Over the past two and a half years, the Biden administration has prioritized the rivalry with China and the war in Ukraine. In the Middle East, it tried to reach agreements that would resolve, or stabilize, regional conflicts. On the one hand, it mediated for Saudi Arabia and Israel to normalize relations. And on the other hand, it was trying to smooth relations with Iran, its great nemesis in the region. Last month, it reached a prison swap agreement with Iran.
Now, the United States’ priority is to prevent an escalation that could leave the region in flames. It is seeking to dissuade other entities in the area — such as Iran, and its protégé, the Lebanese militia Hezbollah — from getting involved in a bid to take advantage of the situation. Dispatching the aircraft carriers Eisenhower and Gerald Ford was intended to send a strong warning. Blinken’s tour was also aimed at this goal: one of its objectives was for allies such as Qatar, which have good relations with Tehran, to make it clear to the Islamic regime that it should not take any steps that could aggravate the crisis.
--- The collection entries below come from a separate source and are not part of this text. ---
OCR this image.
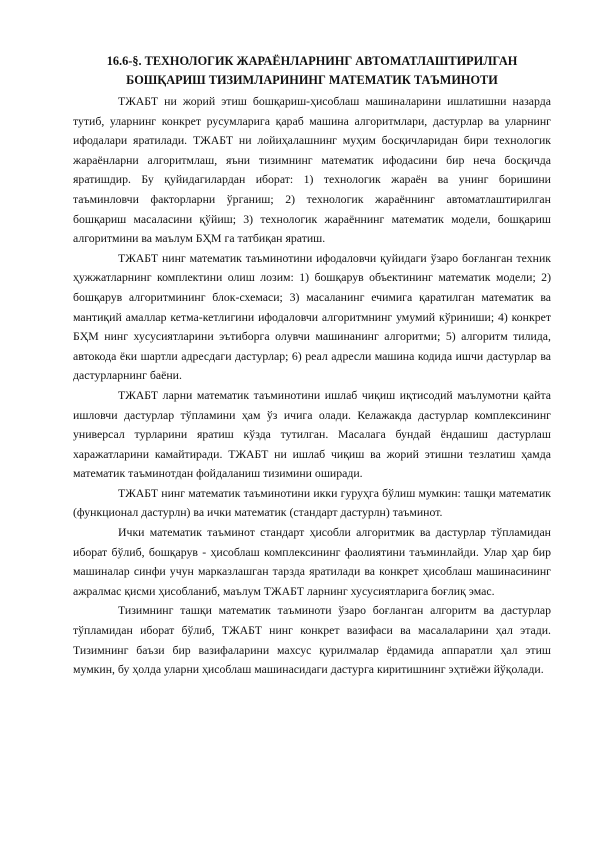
16.6-§. ТЕХНОЛОГИК ЖАРАЁНЛАРНИНГ АВТОМАТЛАШТИРИЛГАН
БОШҚАРИШ ТИЗИМЛАРИНИНГ МАТЕМАТИК ТАЪМИНОТИ

ТЖАБТ ни жорий этиш бошқариш-ҳисоблаш машиналарини ишлатишни назарда тутиб, уларнинг конкрет русумларига қараб машина алгоритмлари, дастурлар ва уларнинг ифодалари яратилади. ТЖАБТ ни лойиҳалашнинг муҳим босқичларидан бири технологик жараёнларни алгоритмлаш, яъни тизимнинг математик ифодасини бир неча босқичда яратишдир. Бу қуйидагилардан иборат: 1) технологик жараён ва унинг боришини таъминловчи факторларни ўрганиш; 2) технологик жараённинг автоматлаштирилган бошқариш масаласини қўйиш; 3) технологик жараённинг математик модели, бошқариш алгоритмини ва маълум БҲМ га татбиқан яратиш.

ТЖАБТ нинг математик таъминотини ифодаловчи қуйидаги ўзаро боғланган техник ҳужжатларнинг комплектини олиш лозим: 1) бошқарув объектининг математик модели; 2) бошқарув алгоритмининг блок-схемаси; 3) масаланинг ечимига қаратилган математик ва мантиқий амаллар кетма-кетлигини ифодаловчи алгоритмнинг умумий кўриниши; 4) конкрет БҲМ нинг хусусиятларини эътиборга олувчи машинанинг алгоритми; 5) алгоритм тилида, автокода ёки шартли адресдаги дастурлар; 6) реал адресли машина кодида ишчи дастурлар ва дастурларнинг баёни.

ТЖАБТ ларни математик таъминотини ишлаб чиқиш иқтисодий маълумотни қайта ишловчи дастурлар тўпламини ҳам ўз ичига олади. Келажакда дастурлар комплексининг универсал турларини яратиш кўзда тутилган. Масалага бундай ёндашиш дастурлаш харажатларини камайтиради. ТЖАБТ ни ишлаб чиқиш ва жорий этишни тезлатиш ҳамда математик таъминотдан фойдаланиш тизимини оширади.

ТЖАБТ нинг математик таъминотини икки гуруҳга бўлиш мумкин: ташқи математик (функционал дастурлн) ва ички математик (стандарт дастурлн) таъминот.

Ички математик таъминот стандарт ҳисобли алгоритмик ва дастурлар тўпламидан иборат бўлиб, бошқарув - ҳисоблаш комплексининг фаолиятини таъминлайди. Улар ҳар бир машиналар синфи учун марказлашган тарзда яратилади ва конкрет ҳисоблаш машинасининг ажралмас қисми ҳисобланиб, маълум ТЖАБТ ларнинг хусусиятларига боғлиқ эмас.

Тизимнинг ташқи математик таъминоти ўзаро боғланган алгоритм ва дастурлар тўпламидан иборат бўлиб, ТЖАБТ нинг конкрет вазифаси ва масалаларини ҳал этади. Тизимнинг баъзи бир вазифаларини махсус қурилмалар ёрдамида аппаратли ҳал этиш мумкин, бу ҳолда уларни ҳисоблаш машинасидаги дастурга киритишнинг эҳтиёжи йўқолади.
Meanwhile, despite having aligned itself with Netanyahu’s government, Washington is trying to ensure that the predictably virulent Israeli campaign is contained with measures to protect civilians in Gaza. In Qatar, a visibly haggard Blinken maintained that the goal is to establish “safe zones” in Gaza and ensure that civilians can receive humanitarian aid.
Normalization with Saudi Arabia on hold
The new reality has already claimed what should have been the crown jewel of U.S. policy in the Middle East. Coinciding with Blinken’s visit, sources close to the Saudi government indicated to the AFP agency on Saturday that Riyadh “has decided to pause discussion on possible normalization and has informed U.S. officials.” Washington had hoped that the normalization of relations between Saudi Arabia and Israel would help stabilize the region and create a pincer over Iran.
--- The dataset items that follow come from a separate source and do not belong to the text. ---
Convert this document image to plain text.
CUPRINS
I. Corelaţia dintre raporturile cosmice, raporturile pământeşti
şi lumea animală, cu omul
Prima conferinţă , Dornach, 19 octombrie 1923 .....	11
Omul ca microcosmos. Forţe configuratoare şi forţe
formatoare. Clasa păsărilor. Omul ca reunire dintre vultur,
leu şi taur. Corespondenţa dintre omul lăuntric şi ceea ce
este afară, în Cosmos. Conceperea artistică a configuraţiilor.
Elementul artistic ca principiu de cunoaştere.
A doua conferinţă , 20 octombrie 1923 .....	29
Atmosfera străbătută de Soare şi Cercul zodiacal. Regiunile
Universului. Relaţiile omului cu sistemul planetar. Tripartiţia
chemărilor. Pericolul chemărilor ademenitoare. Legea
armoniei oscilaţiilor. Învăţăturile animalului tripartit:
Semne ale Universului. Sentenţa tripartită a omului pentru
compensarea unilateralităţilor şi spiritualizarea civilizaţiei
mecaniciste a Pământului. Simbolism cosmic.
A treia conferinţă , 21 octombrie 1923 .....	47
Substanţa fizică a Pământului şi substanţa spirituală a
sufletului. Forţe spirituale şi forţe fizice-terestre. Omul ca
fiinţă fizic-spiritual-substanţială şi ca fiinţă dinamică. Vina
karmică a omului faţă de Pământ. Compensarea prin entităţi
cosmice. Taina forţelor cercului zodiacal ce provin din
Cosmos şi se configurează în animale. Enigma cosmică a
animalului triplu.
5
But that agreement definitively condemned the two-state solution to the Israeli–Palestinian conflict to the trash bin by removing the last remaining incentive for the Netanyahu government to engage in talks with the Palestinians. Indeed, some analysts believe that Hamas launched its attack precisely to disrupt negotiations between Riyadh and Israel.
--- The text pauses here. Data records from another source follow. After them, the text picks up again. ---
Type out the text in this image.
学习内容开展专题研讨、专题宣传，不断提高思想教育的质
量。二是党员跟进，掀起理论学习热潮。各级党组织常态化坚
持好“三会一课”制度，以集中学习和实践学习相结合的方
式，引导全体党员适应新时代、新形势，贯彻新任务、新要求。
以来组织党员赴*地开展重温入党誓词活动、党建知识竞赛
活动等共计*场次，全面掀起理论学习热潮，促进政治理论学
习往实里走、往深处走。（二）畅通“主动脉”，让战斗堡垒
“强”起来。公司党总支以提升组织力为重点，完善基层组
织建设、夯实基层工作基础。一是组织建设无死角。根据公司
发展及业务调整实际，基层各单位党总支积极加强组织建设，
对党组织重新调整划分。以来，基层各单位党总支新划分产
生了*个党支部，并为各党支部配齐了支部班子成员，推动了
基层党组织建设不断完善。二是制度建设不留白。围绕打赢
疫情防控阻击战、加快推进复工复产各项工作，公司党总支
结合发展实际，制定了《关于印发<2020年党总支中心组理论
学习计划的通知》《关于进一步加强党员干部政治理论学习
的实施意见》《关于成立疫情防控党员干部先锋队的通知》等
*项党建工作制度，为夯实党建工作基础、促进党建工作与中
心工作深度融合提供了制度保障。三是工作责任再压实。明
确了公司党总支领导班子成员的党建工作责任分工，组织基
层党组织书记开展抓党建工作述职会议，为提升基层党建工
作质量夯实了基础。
“A consequence of the crisis is the reminder that the unresolved issues surrounding the Palestinian people cannot be ignored. They need to consider and prioritize greater U.S. participation in the region,” Katulis noted.
Although the pause in negotiations may only be temporary, “Arab governments absolutely share Israel’s assessment of Hamas, seeing it as an armed group with a political vision of Islam that emanates from the Muslim Brotherhood,” said Jon Alterman, director of the Middle East Institute. “They also see him as a puppet of Iran, their other great nemesis. From the governments’ point of view, they have a great interest in helping to create a situation in Gaza where Hamas is removed from power.”
This may lead to new rounds of negotiations in the future, which could include some type of solution for the Palestinians, according to Alterman. “The time for diplomacy will come, and what Secretary Blinken is doing right now in the Middle East is planting the seeds for that diplomacy,” he said.